Rebus blinked, still sucking.' What raid?'

'I heard the police raided a brothel.'

'Oh?'

'I heard they caught an MP, Gregor Jack.'

'Oh?'

She smiled again. 'Word gets about.' Rebus thought, not for the first time, I don't live in a city, I live in a bloody village…

'I just wondered,' the girl was saying, 'if you knew anything about it. I mean, if it's true. I mean, if it is…' she sighed.' Poor Beggar.',

Rebus frowned now.

'That's his nickname,' she explained. 'Beggar. That's what Ronald calls him.'

'Your boss knows Mr Jack then?'

'Oh yes, they were at school together. Beggar owns half of this. She waved a hand around her, as though she were proprietress of some Princes Street department store. She saw that the policeman didn't seem impressed. 'We do a lot of business behind the scenes,' she said defensively. 'A lot of buying and selling. It might not look much, but this place is a goldmine.'

Rebus nodded. 'Actually,' he said, 'now that you mention it, it does look a bit like a mine.' His wrist was crackling now, as though stung by nettles. Bloody cat. 'Right, keep an eye out for those books, won't you?'

She didn't answer. Hurt, he didn't doubt, by the 'mine' jibe. She was opening a book, ready to pencil in a price. Rebus nodded to himself, walked to the door, and rubbed his feet noisily on the mat before leaving the shop. The cat was back in the window, licking its tail.

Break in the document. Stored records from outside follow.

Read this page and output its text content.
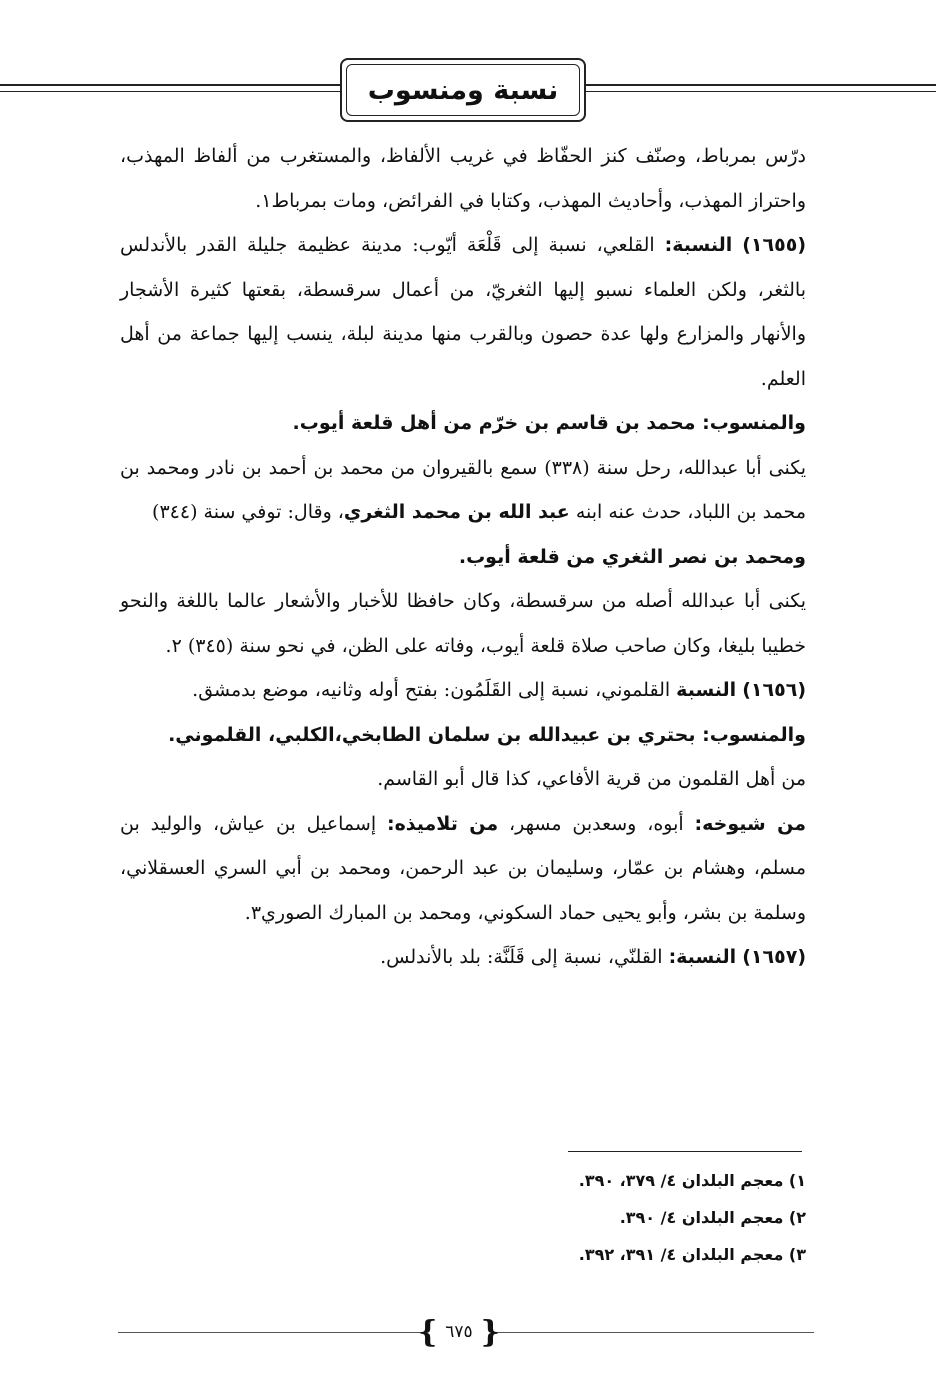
نسبة ومنسوب

درّس بمرباط، وصنّف كنز الحفّاظ في غريب الألفاظ، والمستغرب من ألفاظ المهذب، واحتراز المهذب، وأحاديث المهذب، وكتابا في الفرائض، ومات بمرباط١.

(١٦٥٥) النسبة: القلعي، نسبة إلى قَلْعَة أيّوب: مدينة عظيمة جليلة القدر بالأندلس بالثغر، ولكن العلماء نسبو إليها الثغريّ، من أعمال سرقسطة، بقعتها كثيرة الأشجار والأنهار والمزارع ولها عدة حصون وبالقرب منها مدينة لبلة، ينسب إليها جماعة من أهل العلم.

والمنسوب: محمد بن قاسم بن خرّم من أهل قلعة أيوب.

يكنى أبا عبدالله، رحل سنة (٣٣٨) سمع بالقيروان من محمد بن أحمد بن نادر ومحمد بن محمد بن اللباد، حدث عنه ابنه عبد الله بن محمد الثغري، وقال: توفي سنة (٣٤٤)

ومحمد بن نصر الثغري من قلعة أيوب.

يكنى أبا عبدالله أصله من سرقسطة، وكان حافظا للأخبار والأشعار عالما باللغة والنحو خطيبا بليغا، وكان صاحب صلاة قلعة أيوب، وفاته على الظن، في نحو سنة (٣٤٥) ٢.

(١٦٥٦) النسبة القلموني، نسبة إلى القَلَمُون: بفتح أوله وثانيه، موضع بدمشق.

والمنسوب: بحتري بن عبيدالله بن سلمان الطابخي،الكلبي، القلموني.

من أهل القلمون من قرية الأفاعي، كذا قال أبو القاسم.

من شيوخه: أبوه، وسعدبن مسهر، من تلاميذه: إسماعيل بن عياش، والوليد بن مسلم، وهشام بن عمّار، وسليمان بن عبد الرحمن، ومحمد بن أبي السري العسقلاني، وسلمة بن بشر، وأبو يحيى حماد السكوني، ومحمد بن المبارك الصوري٣.

(١٦٥٧) النسبة: القلنّي، نسبة إلى قَلَنَّة: بلد بالأندلس.

١) معجم البلدان ٤/ ٣٧٩، ٣٩٠.

٢) معجم البلدان ٤/ ٣٩٠.

٣) معجم البلدان ٤/ ٣٩١، ٣٩٢.

{ ٦٧٥
}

'Fuck you too, pal,' muttered Rebus. Pets, after all, were his pet hate.

Dr Patience Aitken had pets. Too many pets. Tiny tropical fish… a tame hedgehog in the back garden… two budgies in a cage in the living room… and, yes, a cat. A stray which, to Rebus's relief, still liked to spend much of its time on the prowl. It was a tortoiseshell and it was called Lucky.

It liked Rebus.

'It's funny,' Patience had said, 'how they always seem to go for the people who don't like them, don't want them, or are allergic to them. Don't ask me why.'

As she said this, Lucky was climbing across Rebus's shoulders. He snarled and shrugged it off. It fell to the floor, landing on its feet.

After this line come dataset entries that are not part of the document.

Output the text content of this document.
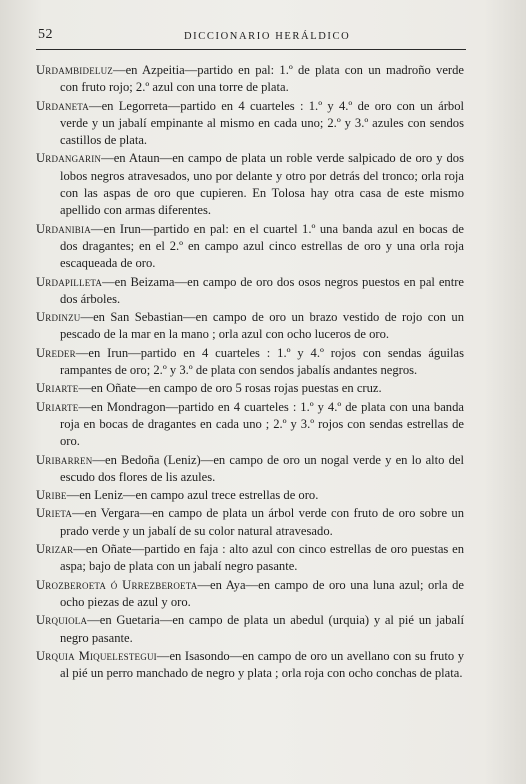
52	DICCIONARIO HERÁLDICO

Urdambideluz—en Azpeitia—partido en pal: 1.º de plata con un madroño verde con fruto rojo; 2.º azul con una torre de plata.

Urdaneta—en Legorreta—partido en 4 cuarteles : 1.º y 4.º de oro con un árbol verde y un jabalí empinante al mismo en cada uno; 2.º y 3.º azules con sendos castillos de plata.

Urdangarin—en Ataun—en campo de plata un roble verde salpicado de oro y dos lobos negros atravesados, uno por delante y otro por detrás del tronco; orla roja con las aspas de oro que cupieren. En Tolosa hay otra casa de este mismo apellido con armas diferentes.

Urdanibia—en Irun—partido en pal: en el cuartel 1.º una banda azul en bocas de dos dragantes; en el 2.º en campo azul cinco estrellas de oro y una orla roja escaqueada de oro.

Urdapilleta—en Beizama—en campo de oro dos osos negros puestos en pal entre dos árboles.

Urdinzu—en San Sebastian—en campo de oro un brazo vestido de rojo con un pescado de la mar en la mano ; orla azul con ocho luceros de oro.

Ureder—en Irun—partido en 4 cuarteles : 1.º y 4.º rojos con sendas águilas rampantes de oro; 2.º y 3.º de plata con sendos jabalís andantes negros.

Uriarte—en Oñate—en campo de oro 5 rosas rojas puestas en cruz.

Uriarte—en Mondragon—partido en 4 cuarteles : 1.º y 4.º de plata con una banda roja en bocas de dragantes en cada uno ; 2.º y 3.º rojos con sendas estrellas de oro.

Uribarren—en Bedoña (Leniz)—en campo de oro un nogal verde y en lo alto del escudo dos flores de lis azules.

Uribe—en Leniz—en campo azul trece estrellas de oro.

Urieta—en Vergara—en campo de plata un árbol verde con fruto de oro sobre un prado verde y un jabalí de su color natural atravesado.

Urizar—en Oñate—partido en faja : alto azul con cinco estrellas de oro puestas en aspa; bajo de plata con un jabalí negro pasante.

Urozberoeta ó Urrezberoeta—en Aya—en campo de oro una luna azul; orla de ocho piezas de azul y oro.

Urquiola—en Guetaria—en campo de plata un abedul (urquia) y al pié un jabalí negro pasante.

Urquia Miquelestegui—en Isasondo—en campo de oro un avellano con su fruto y al pié un perro manchado de negro y plata ; orla roja con ocho conchas de plata.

'You've got to have patience, John.'

Yes, she was right. If he did not have patience, he might lose Patience. So he'd been trying. He'd been trying. Which was perhaps why he'd been tricked into trying to stroke Rasputin. Rasputin! Why was it pets always seemed to be called either Lucky, Goldie, Beauty, Flossie, Spot, or else Rasputin, Beelzebub, Fang, Nirvana, Bodhisattva? Blame the breed of owner.

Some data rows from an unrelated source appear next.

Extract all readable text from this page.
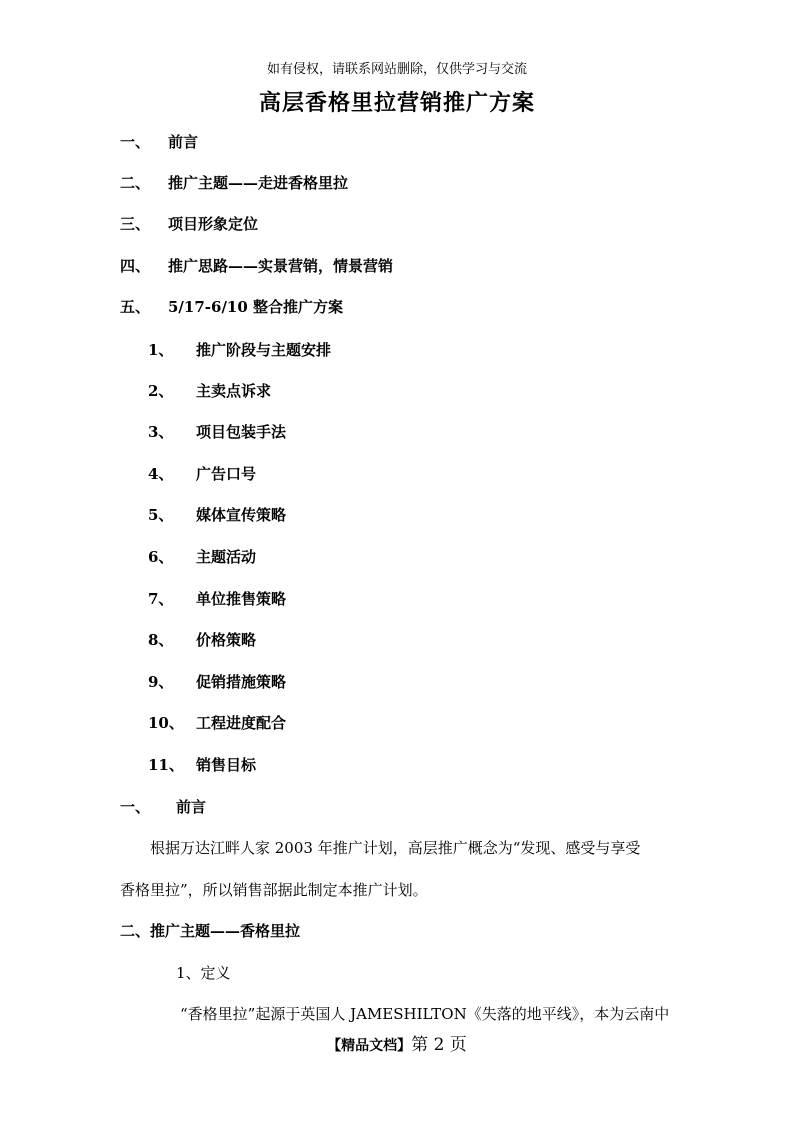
如有侵权，请联系网站删除，仅供学习与交流
高层香格里拉营销推广方案
一、 前言
二、 推广主题——走进香格里拉
三、 项目形象定位
四、 推广思路——实景营销，情景营销
五、 5/17-6/10 整合推广方案
1、 推广阶段与主题安排
2、 主卖点诉求
3、 项目包装手法
4、 广告口号
5、 媒体宣传策略
6、 主题活动
7、 单位推售策略
8、 价格策略
9、 促销措施策略
10、 工程进度配合
11、 销售目标
一、 前言
根据万达江畔人家 2003 年推广计划，高层推广概念为“发现、感受与享受
香格里拉”，所以销售部据此制定本推广计划。
二、推广主题——香格里拉
1、定义
“香格里拉”起源于英国人 JAMESHILTON《失落的地平线》，本为云南中
【精品文档】第 2 页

Rebus was in the Rutherford, nursing a half of eight-shilling and watching the full-time scores on TV, when he remembered that he was expected at Brian Holmes' new house this evening, expected for a meal with Holmes and Nell Stapleton. He groaned. Then remembered that his only clean suit was at Patience Aitken's flat. It was a worrying fact. Was he really moving in with Patience? He seemed to be spending an awful lot of time there these days. Well, he liked her, even if she did treat him like yet another pet. And he liked her flat. He even liked the fact that it was underground. Well, not quite underground. In some parts of town, it might once have been described as the 'basement' flat, but in Oxford Terrace, well-appointed Oxford Terrace, Stockbridge's Oxford Terrace, it was a garden flat. And sure enough it had a garden, a narrow isosceles triangle of land. But the flat itself was what interested Rebus. It was like a shelter, like a children's encampment. You could stand in either of the front bedrooms and stare up out of the window to where feet and legs moved along the pavement above you. People seldom looked down. Rebus, whose own flat was on the second floor of a Marchmont tenement, enjoyed this new perspective. While other men his age were moving out of the city and into bungalows, Rebus found a sort of amused thrill from walking downstairs to the front door instead of walking up. More than novelty, it was a reversal, a major shift, and his life felt full of promise as a result.